Raid 10 Performance Issues
I am in the process of setting up a mirrored storage system for our Business.
We don't have the budget for prebuilds so I am trying to do what I can to get the best bang for our buck. Here is our hardware breakdown:
San1 and San2 Windows Server 2019
SUPERMICRO MBD-H11SSL-I Amd Epyc 7251 8 core CPU
64GB RAM 8GB x8
SSD for OS 500GB
LSI 9380-8i8e
Intel 10G nic, 4 port - Iscsi network
Intel 25G nic, 2 port - Sync between Servers - Jumbo Frames-9014.
1 internal nic 1G (data), 1 IPMI In use on MB
IW-RJ224-03 24bay SSD Enclosure, Populated with 24 2TB Samsung 860 Pros, Raid10 configuration. Connected via 2 sas cables to the 9380 card.
We will be using Starwind to sync the 2 servers.
While in the process of setting up Starwind, I have been trying to see our sync performance Using varying image sizes from 500G to 5TB
When a sync starts, the system writing the sync data is barely usable. The system stutters, performance monitor hangs, and everything runs horribly unless I turn off all caching options.
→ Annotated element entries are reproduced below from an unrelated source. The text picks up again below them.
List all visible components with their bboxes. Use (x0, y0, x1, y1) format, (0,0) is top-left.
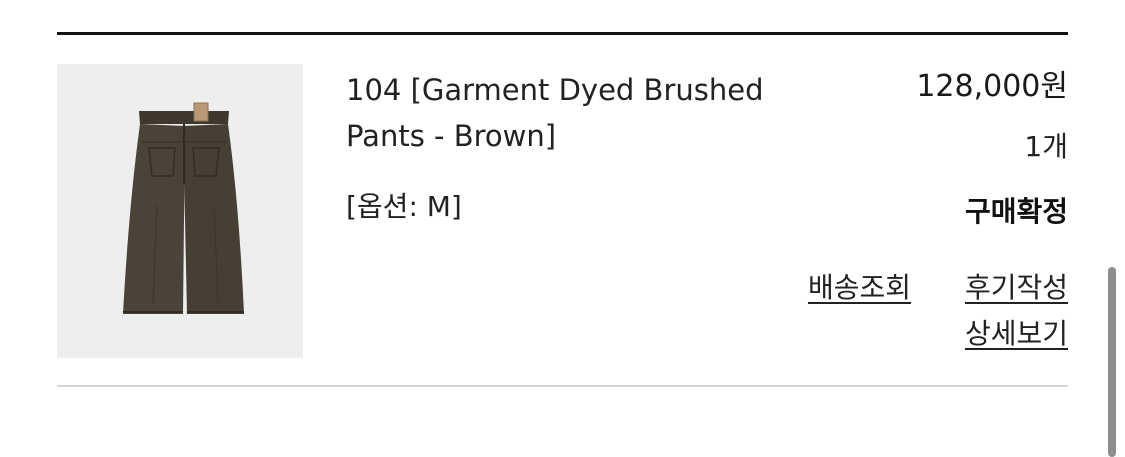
view-details-link[interactable]: 상세보기 (965, 314, 1068, 354)
product-price: 128,000원 (916, 69, 1068, 104)
delivery-tracking-link[interactable]: 배송조회 (808, 268, 911, 308)
vertical-scrollbar[interactable] (1108, 267, 1116, 457)
product-name-link[interactable]: 104 [Garment Dyed Brushed Pants - Brown] (346, 67, 776, 159)
order-status: 구매확정 (964, 195, 1068, 228)
product-quantity: 1개 (1024, 130, 1068, 163)
order-item-bottom-divider (57, 385, 1068, 387)
product-option: [옵션: M] (346, 190, 462, 223)
product-thumbnail[interactable] (57, 64, 303, 358)
brown-pants-photo-icon (123, 102, 244, 314)
order-item-top-divider (57, 32, 1068, 35)
write-review-link[interactable]: 후기작성 (965, 268, 1068, 308)
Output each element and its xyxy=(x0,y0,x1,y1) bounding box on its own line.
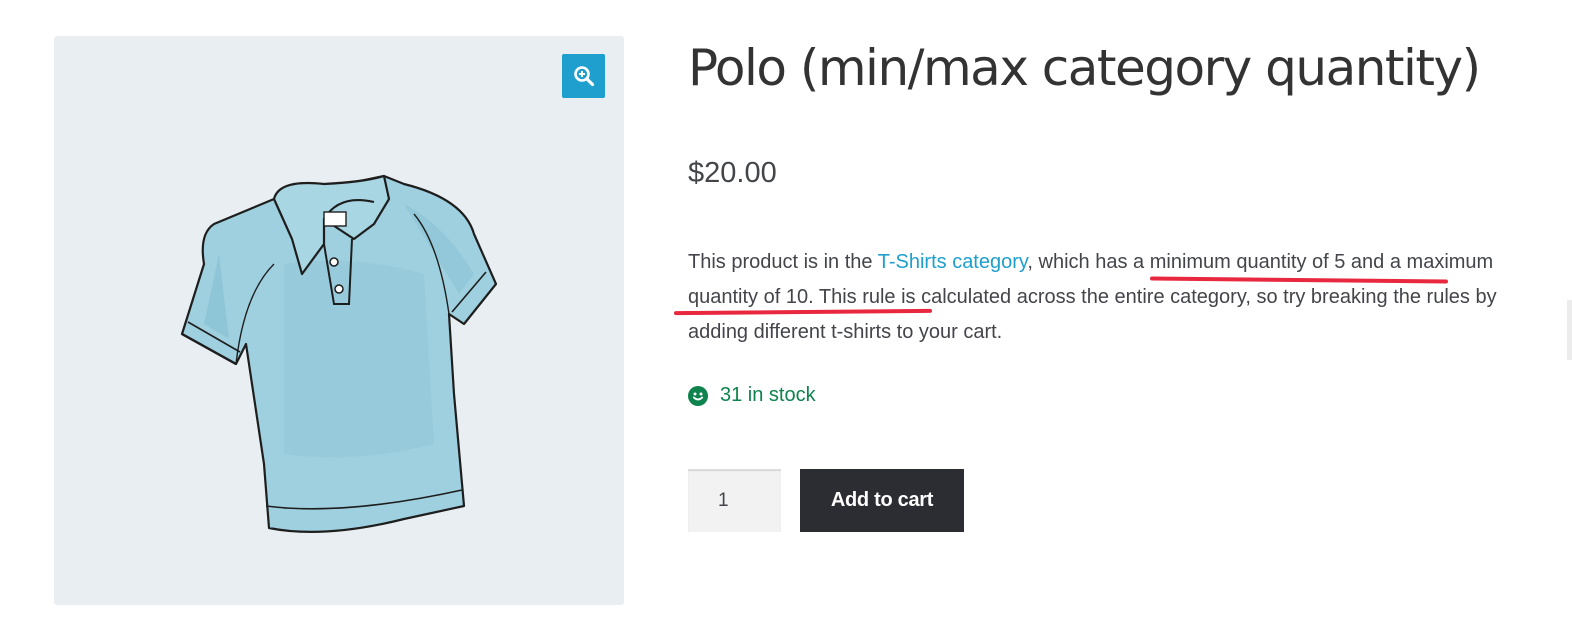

If I enable writeback, or Enable disk cache, I notice Core0 on numa 0 peg 100% and everything goes south... other cores show very little, or no usage, minus a couple.
I have tried every kind of combination of drive setup to get through this, but I am getting nowhere at this point. I must be missing something. I have configured the Array in 2x8, 6x4, and 4x6 (standard 64k strip) settings thinking it was some drive limitation holding me back, but I have had 1 instance, where nothing went wrong, and the drive wrote a 5TB sync with no issues, and in an hour with perfect system response. It was going over 1.6GB/s at that time with both Caches Enabled on a 4x6 array. I did notice that core0, numa0 was near idle that time, and core 2,numa 0 was doing the heavy lifting. Took everything down to replicate and rebuild, been stuck since. Now every transfer maxes out at about 600MB writes with cache off, and when on hits about 1GB/s before it is noticeably struggling.
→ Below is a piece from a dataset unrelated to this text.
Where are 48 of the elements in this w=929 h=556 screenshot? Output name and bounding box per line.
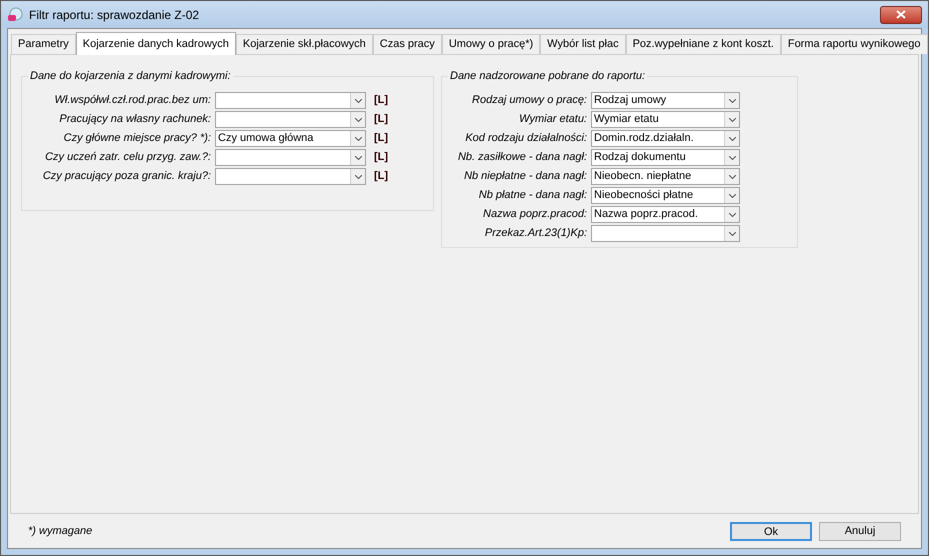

Any Ideas to help point me in the right direction are appreciated! Firmware up to date on the 9380, Drivers for Raid cards, Nics, and MB components are all up to date.
Here some thoughts, which may help to solve the issue:
- If you are using some kind of NIC-Teaming, it may affect performance of iSCSI and replication in unpredictable way. Most SAN’s/VSAN’s vendor don’t support Teaming and recommend MPIO instead. Disable NIC-Teaming.
- You mentioned Intel 25G NIC. XXV710 model may have issues with enabled Jumbo Frames. Disable Jumbo Frames and run additional tests.
- Jumbo Frame value 9126 is not typical to Windows OS and used mostly on switches. Windows default value is 9014.
- LSI 9380 doesn’t have Samsung 980 Pro in the list of supported drives. Moreover, 980 Pro is an NVMe drive (not SATA). Are you sure, that you have 980 Pro?
I’d also recommend to contact Starwind’s support, as BaronSamedi1958 mentioned.
You need to fine tune the synchronization priority for the whole thing to function properly.
https://www.starwindsoftware.com/help/ChangingSynchronizationPriority.html
As you deal with a paid solution I’d suggest to apply for support.